The comparative gastrointestinal (GI) tolerability of 4'-acetamidophenyl-2-(5'-p-toluyl-1'-methylpyrrole) acetate (AU-8001), tolmetin and placebo have been studied in rat through a radioactive quantification method with Fe-59 of the GI microbleeding. The drugs were given orally at equimolecular doses of AU-8001 and sodium tolmetin equivalent to 100 mg/kg/day of tolmetin acid. Four days administration of sodium tolmetin induced significant increases of fecal radioactivity (p less than 0.005) whereas no difference was observed between animals treated with equimolecular doses of AU-8001 and control animals. The fecal elimination of radioactivity in the animals treated with sodium tolmetin was also significantly higher than in animals receiving AU-8001 (p less than 0.02).

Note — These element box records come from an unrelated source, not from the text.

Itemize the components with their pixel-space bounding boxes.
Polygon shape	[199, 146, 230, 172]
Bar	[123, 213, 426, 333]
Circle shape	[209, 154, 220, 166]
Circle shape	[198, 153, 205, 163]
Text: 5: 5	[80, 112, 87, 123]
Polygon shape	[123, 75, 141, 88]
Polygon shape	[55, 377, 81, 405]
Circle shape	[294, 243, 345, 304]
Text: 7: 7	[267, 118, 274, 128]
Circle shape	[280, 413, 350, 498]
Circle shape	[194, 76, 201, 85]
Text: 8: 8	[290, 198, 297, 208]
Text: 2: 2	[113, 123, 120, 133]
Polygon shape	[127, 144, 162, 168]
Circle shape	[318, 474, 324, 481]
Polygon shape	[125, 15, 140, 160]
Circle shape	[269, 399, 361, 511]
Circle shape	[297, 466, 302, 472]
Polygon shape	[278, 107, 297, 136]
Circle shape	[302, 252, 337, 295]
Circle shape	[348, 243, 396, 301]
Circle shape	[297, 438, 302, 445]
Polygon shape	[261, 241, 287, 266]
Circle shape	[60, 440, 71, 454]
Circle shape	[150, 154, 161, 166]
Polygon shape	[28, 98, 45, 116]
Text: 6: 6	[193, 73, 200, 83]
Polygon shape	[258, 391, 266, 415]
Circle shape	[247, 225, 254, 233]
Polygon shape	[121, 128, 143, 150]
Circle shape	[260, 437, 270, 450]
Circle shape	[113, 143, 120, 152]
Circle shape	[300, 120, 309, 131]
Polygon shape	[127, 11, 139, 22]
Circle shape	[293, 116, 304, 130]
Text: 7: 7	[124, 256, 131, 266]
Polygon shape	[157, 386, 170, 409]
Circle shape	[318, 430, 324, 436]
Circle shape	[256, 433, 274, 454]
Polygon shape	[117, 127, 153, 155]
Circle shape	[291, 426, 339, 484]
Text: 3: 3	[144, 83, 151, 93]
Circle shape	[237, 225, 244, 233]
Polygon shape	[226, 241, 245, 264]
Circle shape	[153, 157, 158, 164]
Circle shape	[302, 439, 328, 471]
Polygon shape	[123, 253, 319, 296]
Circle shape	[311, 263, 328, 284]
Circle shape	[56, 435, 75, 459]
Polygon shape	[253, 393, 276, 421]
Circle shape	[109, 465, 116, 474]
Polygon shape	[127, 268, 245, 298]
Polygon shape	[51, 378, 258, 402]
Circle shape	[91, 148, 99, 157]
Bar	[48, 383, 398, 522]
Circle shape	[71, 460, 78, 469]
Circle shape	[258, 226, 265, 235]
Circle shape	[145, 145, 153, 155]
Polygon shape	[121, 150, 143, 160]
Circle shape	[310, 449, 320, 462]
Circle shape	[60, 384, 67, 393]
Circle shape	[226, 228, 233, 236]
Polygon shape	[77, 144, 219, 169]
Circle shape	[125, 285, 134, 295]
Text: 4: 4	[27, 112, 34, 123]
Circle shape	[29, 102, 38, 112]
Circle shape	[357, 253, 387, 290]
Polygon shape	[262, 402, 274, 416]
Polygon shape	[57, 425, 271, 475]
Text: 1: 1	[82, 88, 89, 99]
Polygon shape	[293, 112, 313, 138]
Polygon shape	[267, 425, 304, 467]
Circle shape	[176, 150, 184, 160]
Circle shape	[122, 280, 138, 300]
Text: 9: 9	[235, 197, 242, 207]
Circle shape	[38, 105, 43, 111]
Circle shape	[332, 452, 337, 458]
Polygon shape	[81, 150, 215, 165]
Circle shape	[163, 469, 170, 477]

通过用铁-59对胃肠道微出血进行放射性定量的方法,在大鼠中研究了4'-乙酰氨基苯基-2-(5'-对甲苯基-1'-甲基吡咯)乙酸酯(AU-8001)、托美汀和安慰剂的相对胃肠道(GI)耐受性。以相当于100mg/kg/天托美汀酸的AU-8001和托美汀钠等分子剂量口服给药。托美汀钠给药四天导致粪便放射性显著增加(p<0.005),而等分子剂量的AU-8001治疗的动物与对照动物之间未观察到差异。托美汀钠治疗的动物粪便放射性消除也显著高于接受AU-8001的动物(p<0.02)。